O Malhadinhas foi uma das mais conhecidas obras de Aquilino Ribeiro. Em forma de monólogo, a obra conta-nos a história de um almocreve, o Malhadinhas, oriundo de profundas serras, que, pela descrição, nos transporta até à Beira Alta. Matreiro, sem problemas em usar a «faquinha» que traz sempre consigo, defende-se à navalhada e a golpes de pau dos inimigos com que se vai deparando ao longo dos caminhos e da vida.

O Malhadinhas transporta-nos a um Portugal quase esquecido, nas suas vivências, sociabilidades e tradições, dentre as quais o Jogo do Pau (Ribeiro, 2011).

“A ensarilhar a racha com tanta gana e fantasia que nem doido varrido a perseguir mosquitos à paulada. E, com grande alarde, desafiava o mais pintado para o jogo do pau, a perder ou ganhar uma moeda. (...) — Isto é um varredor de feiras temível. Está para nascer o primeiro que lhe faça sombra.” (Ribeiro, 2011: pp. 31)
“— Pois seja lá como quiser. Tem um pau? — Tenho um pau. (...) O pau dele era um nadinha mais alto que o meu, o meu um pouco mais grosso que o dele, segunda desvantagem nisto de florear gentilezas. Mas tão-pouco aceitei se tirassem à sorte os paus ou se igualassem, arranjando outros ou cortando no maior. Riscou campo o valentão, por prosápia, que tal não é de moda, e logo se plantou em posição de parar, pau a escorregar para a perna esquerda, mãos à devida altura.” (Ribeiro, 2011: pp. 32–33)

Excertos da obra

Segundo o livro, O Malhadinhas foi discípulo do Chico Pedreiro, de Ermesinde (que, diz-se, com o pau parava as pedradas que dois homens lhe atiravam).

« E Deus fale na alma do Chico Pedreiro, de Ermesinde, que veio da sua terra para a nossa erguer paredes e, começava eu a espigar, ia para trás do cemitério ensinar-me a jogar o pau! Apanhei muita negra nas mãos e nos braços, mas, honra lhe seja, aprendi o manejo todo.

Graças a ele e à presença de Rita, que me incutia vontade de ser homem, pude varrer aquela desfeita com brio! O Chico Pedreiro era a alma dum jogador! Dois homens a atirar-lhe pedras, as pedras a choverem umas atrás das outras por cima dele, e ele parava-as só com o pau. »

Mas, também nos diz que teve como mestre o maior jogador do Minho. Seria a tecnica Minhota, ou do Porto e o mestre andava a varrer feiras no Minho?

« E, notei, täo imprevisto lhe era que, se quisesse aos primeiros passes despachá-lo com uma pontoada, fazia-o täo certo como ter sido meu mestre nesta arte o maior jogador do Minho. Já os olhos de Rita se alegravam e me pareciam estorninhos a saltaricar num jardim. (...) »

Defendendo-se à navalhada e golpes de pau (e por vezes a tiro) dos inimigos com que se foi deparando ao longo dos caminhos e da vida, Malhadinhas confessa:

« O Pau defendia-me de cão, de malta frente a frente, mas para jogos de falsa fé e pessoas de mau sentido não havia como uma faquinha. »

Um dos episódios mais emblemáticos de Malhadinhas, passa-se em Santa Eulália, quando este se vê confrontado com um jogador de pau local, descrito como «(..) um varredor de feiras temível. Está para nascer o primeiro que lhe faça sombra.».

O desafiante aposta uma moeda de ouro de D. João V - que Malhadinhas dispensa caso ganhe, mas que a paga em dinheiro o seu valor caso perca – e, agarrando ao seu lódão (varapau de lódão), pede a Rita uma faca, uma navalhinha como diz, porque o intuito não será fazer mal…

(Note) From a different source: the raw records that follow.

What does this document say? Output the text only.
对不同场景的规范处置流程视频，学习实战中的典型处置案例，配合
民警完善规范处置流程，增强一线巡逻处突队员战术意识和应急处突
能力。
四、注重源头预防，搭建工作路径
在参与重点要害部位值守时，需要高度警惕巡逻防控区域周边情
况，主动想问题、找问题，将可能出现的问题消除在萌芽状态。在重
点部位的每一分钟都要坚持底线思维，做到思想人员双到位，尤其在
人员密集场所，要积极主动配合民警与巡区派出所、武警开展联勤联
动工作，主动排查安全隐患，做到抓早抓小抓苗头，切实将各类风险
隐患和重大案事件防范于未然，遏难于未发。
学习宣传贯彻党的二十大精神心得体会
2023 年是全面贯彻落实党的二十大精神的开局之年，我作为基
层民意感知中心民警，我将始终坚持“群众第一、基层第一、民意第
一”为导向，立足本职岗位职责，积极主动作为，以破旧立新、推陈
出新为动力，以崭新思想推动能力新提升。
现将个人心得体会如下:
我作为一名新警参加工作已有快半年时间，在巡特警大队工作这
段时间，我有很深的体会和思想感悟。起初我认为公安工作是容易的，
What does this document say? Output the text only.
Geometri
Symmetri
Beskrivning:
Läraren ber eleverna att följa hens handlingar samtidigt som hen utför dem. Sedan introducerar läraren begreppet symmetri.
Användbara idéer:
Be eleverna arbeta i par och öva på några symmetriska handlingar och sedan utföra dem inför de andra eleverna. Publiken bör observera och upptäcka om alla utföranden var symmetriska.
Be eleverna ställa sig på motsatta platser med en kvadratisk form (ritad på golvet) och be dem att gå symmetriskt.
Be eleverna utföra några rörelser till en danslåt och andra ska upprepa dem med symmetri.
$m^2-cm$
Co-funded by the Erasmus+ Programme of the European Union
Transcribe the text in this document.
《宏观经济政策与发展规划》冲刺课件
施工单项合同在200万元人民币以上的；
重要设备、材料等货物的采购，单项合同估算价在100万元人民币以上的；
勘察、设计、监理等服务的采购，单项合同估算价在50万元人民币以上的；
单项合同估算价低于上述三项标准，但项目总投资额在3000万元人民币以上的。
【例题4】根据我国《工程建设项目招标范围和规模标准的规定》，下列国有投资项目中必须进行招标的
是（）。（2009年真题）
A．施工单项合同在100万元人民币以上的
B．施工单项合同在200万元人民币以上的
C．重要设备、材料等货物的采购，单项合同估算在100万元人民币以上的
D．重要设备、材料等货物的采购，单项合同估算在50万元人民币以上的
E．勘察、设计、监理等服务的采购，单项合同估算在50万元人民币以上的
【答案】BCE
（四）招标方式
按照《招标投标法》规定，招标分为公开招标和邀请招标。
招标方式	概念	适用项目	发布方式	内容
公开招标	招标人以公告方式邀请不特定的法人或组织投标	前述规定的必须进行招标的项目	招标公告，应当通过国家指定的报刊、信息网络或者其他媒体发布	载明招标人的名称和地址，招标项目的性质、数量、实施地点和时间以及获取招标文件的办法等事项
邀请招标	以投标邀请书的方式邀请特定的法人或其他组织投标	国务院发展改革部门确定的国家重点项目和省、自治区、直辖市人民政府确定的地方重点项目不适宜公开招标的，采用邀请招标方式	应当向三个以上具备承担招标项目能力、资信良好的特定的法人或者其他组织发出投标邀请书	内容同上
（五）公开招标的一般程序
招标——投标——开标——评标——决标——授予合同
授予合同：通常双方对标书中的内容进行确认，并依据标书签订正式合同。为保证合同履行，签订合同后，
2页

Iniciado o jogo entre os dois, rodeados pela população, Malhadinhas conta, segundo as palavras de Aquilino: [1]

« (…) e à voz: é uma! é duas! é três! Só armei para receber o pimpão que caía sobre mim de pancada alta. Varri o golpe e, a tentear-lhe o manejo, comecei a parar com brandura, como a medo.(…) Tau-tau, a defender-se duma pancada ao ombro, facilitou-se-me pular-lhe ao peito, e limpei-lhe o primeiro botão, o rei. Foi tão rápido que ninguém reparou e mal me deu tempo para varrer a resposta que me mandava à cabeça.(…) Dois botões, capitão e soldado, foram à viola, um a seguir do outro, tão calados e cerces como o primeiro. E, racha contra racha, continuámos estre-loiçando.(…)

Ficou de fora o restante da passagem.